Este contagio, perceptible en las calles de las urbes y en las más remotas aldeas, se veía afianzado por la conciencia de haber prestado, con dicha victoria, un servicio inapreciable a la civilización occidental. Espíritu mesiánico, subrayado con la sangre de tantos y tantos mártires como Laura, como mosén Francisco, como el anónimo falangista Octavio. Mesianismo contra la Rusia Soviética primero, y luego contra las "podridas democracias" de que hablaba 'La Voz de Alerta' cada día en el periódico. La antigua Iberia, como en tantas otras ocasiones de su historia, "había hecho sonar sus trompetas contra el lejano invasor asiático y contra la cercana herejía". La antigua Iberia había gritado: "¡basta!". Y ahora el mundo tendría que agradecérselo, a la corta o a la larga. Porque una cosa no ofrecía la menor duda: de haber ganado los 'rojos', España se hubiera convertido en la cabeza de puente de Stalin en el Oeste, haciendo tambalear toda la zona geográfica adscrita al cristianismo.

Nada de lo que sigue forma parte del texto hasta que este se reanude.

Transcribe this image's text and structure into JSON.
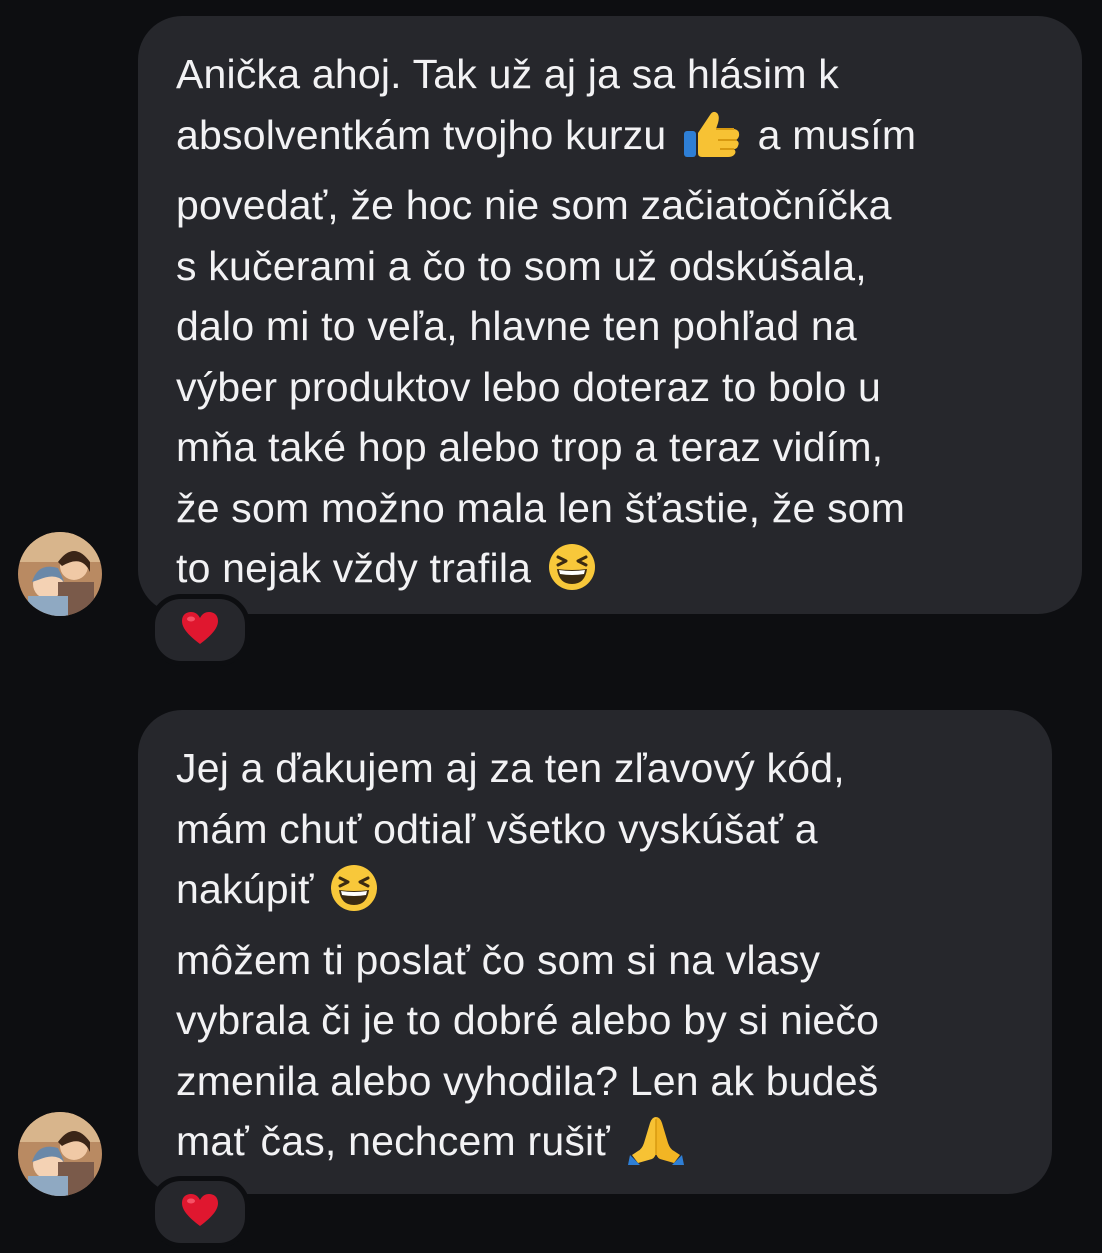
{
  "messages": [
    {
      "lines": [
        "Anička ahoj. Tak už aj ja sa hlásim k",
        "absolventkám tvojho kurzu",
        "a musím",
        "povedať, že hoc nie som začiatočníčka",
        "s kučerami a čo to som už odskúšala,",
        "dalo mi to veľa, hlavne ten pohľad na",
        "výber produktov lebo doteraz to bolo u",
        "mňa také hop alebo trop a teraz vidím,",
        "že som možno mala len šťastie, že som",
        "to nejak vždy trafila"
      ],
      "emojis": [
        "thumbs-up-emoji",
        "grinning-squinting-face-emoji"
      ],
      "reaction": "red-heart-emoji"
    },
    {
      "lines": [
        "Jej a ďakujem aj za ten zľavový kód,",
        "mám chuť odtiaľ všetko vyskúšať a",
        "nakúpiť",
        "môžem ti poslať čo som si na vlasy",
        "vybrala či je to dobré alebo by si niečo",
        "zmenila alebo vyhodila? Len ak budeš",
        "mať čas, nechcem rušiť"
      ],
      "emojis": [
        "grinning-squinting-face-emoji",
        "folded-hands-emoji"
      ],
      "reaction": "red-heart-emoji"
    }
  ],
  "colors": {
    "background": "#0d0e11",
    "bubble": "#26272c",
    "text": "#f2f2f4",
    "heart": "#e0172f"
  }
}
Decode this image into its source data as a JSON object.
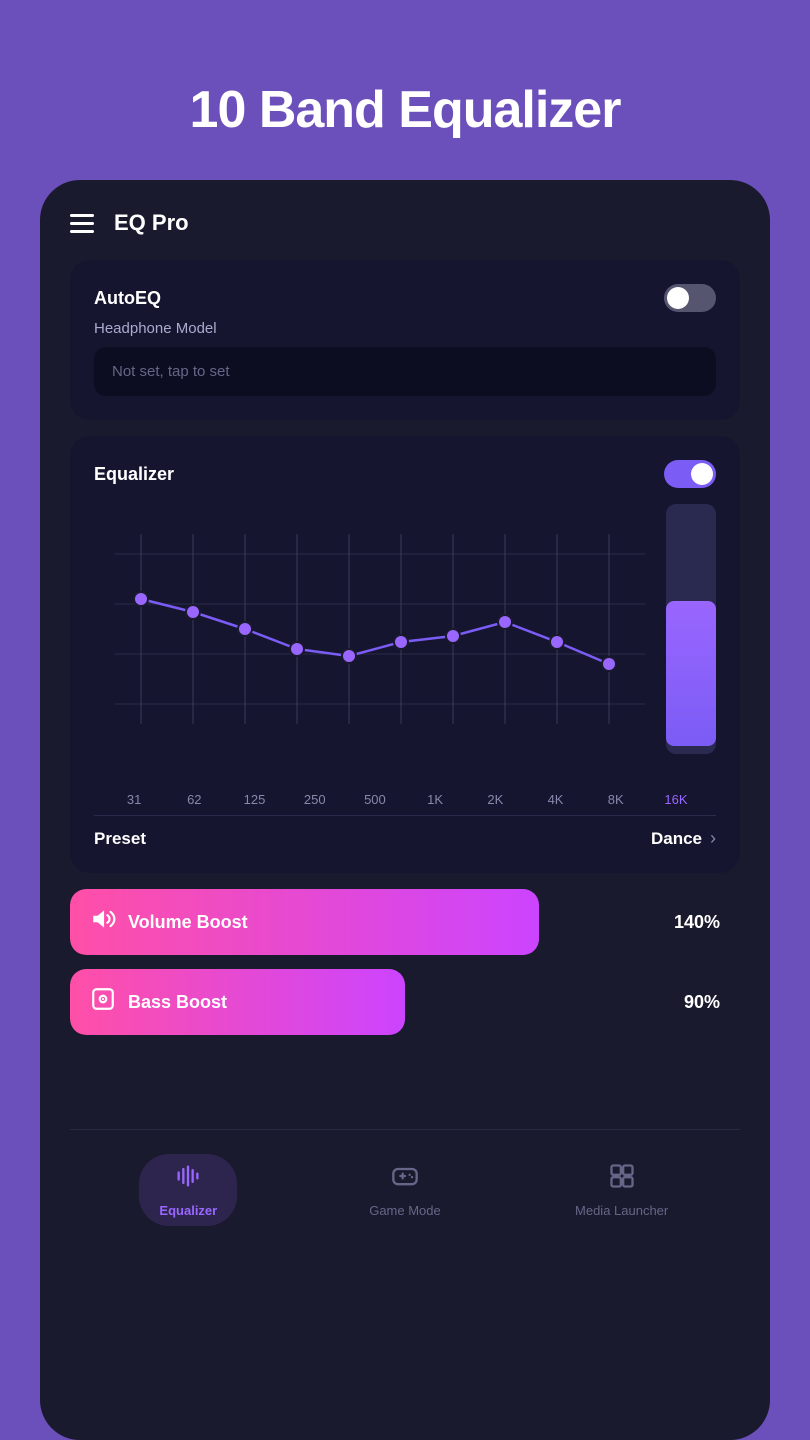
{
  "hero": {
    "title": "10 Band Equalizer"
  },
  "app": {
    "title": "EQ Pro"
  },
  "autoeq": {
    "label": "AutoEQ",
    "toggle_state": "off",
    "headphone_label": "Headphone Model",
    "headphone_placeholder": "Not set, tap to set"
  },
  "equalizer": {
    "label": "Equalizer",
    "toggle_state": "on",
    "bands": [
      {
        "freq": "31",
        "value": -2,
        "normalized": 0.38
      },
      {
        "freq": "62",
        "value": -4,
        "normalized": 0.35
      },
      {
        "freq": "125",
        "value": -7,
        "normalized": 0.3
      },
      {
        "freq": "250",
        "value": -10,
        "normalized": 0.25
      },
      {
        "freq": "500",
        "value": -11,
        "normalized": 0.23
      },
      {
        "freq": "1K",
        "value": -9,
        "normalized": 0.26
      },
      {
        "freq": "2K",
        "value": -8,
        "normalized": 0.28
      },
      {
        "freq": "4K",
        "value": -6,
        "normalized": 0.32
      },
      {
        "freq": "8K",
        "value": -9,
        "normalized": 0.26
      },
      {
        "freq": "16K",
        "value": -14,
        "normalized": 0.18
      }
    ],
    "preset_label": "Preset",
    "preset_value": "Dance"
  },
  "volume_boost": {
    "label": "Volume Boost",
    "value": "140%",
    "fill_width": "70%"
  },
  "bass_boost": {
    "label": "Bass Boost",
    "value": "90%",
    "fill_width": "50%"
  },
  "bottom_nav": {
    "items": [
      {
        "id": "equalizer",
        "label": "Equalizer",
        "active": true
      },
      {
        "id": "game-mode",
        "label": "Game Mode",
        "active": false
      },
      {
        "id": "media-launcher",
        "label": "Media Launcher",
        "active": false
      }
    ]
  },
  "colors": {
    "accent": "#7B5CF5",
    "pink": "#FF4FA7",
    "purple": "#CC44FF",
    "bg_dark": "#0d0d22",
    "bg_card": "#151530",
    "bg_phone": "#1a1a2e",
    "hero_bg": "#6B4FBB"
  }
}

El sentimiento de orgullo era fuerte, intenso. La gesta podía compararse a la de Colón, a la Reconquista y a la victoria contra los turcos. De ahí que existiese el proyecto de invitar a todos los municipios de España a que regalasen a Franco una espada conmemorativa, réplica de la del Cid. De ahí que se pensase en reconstruir cuanto antes el monumento al Sagrado Corazón del Cerro de los Ángeles, que los milicianos de Madrid habían fusilado, y en poner a España, de una vez para siempre, bajo la advocación de la Virgen del Pilar. De ahí que se hablase de Imperio y de influir doctrinalmente en el mundo, dándole ejemplo de coherencia, decisión y espiritualidad.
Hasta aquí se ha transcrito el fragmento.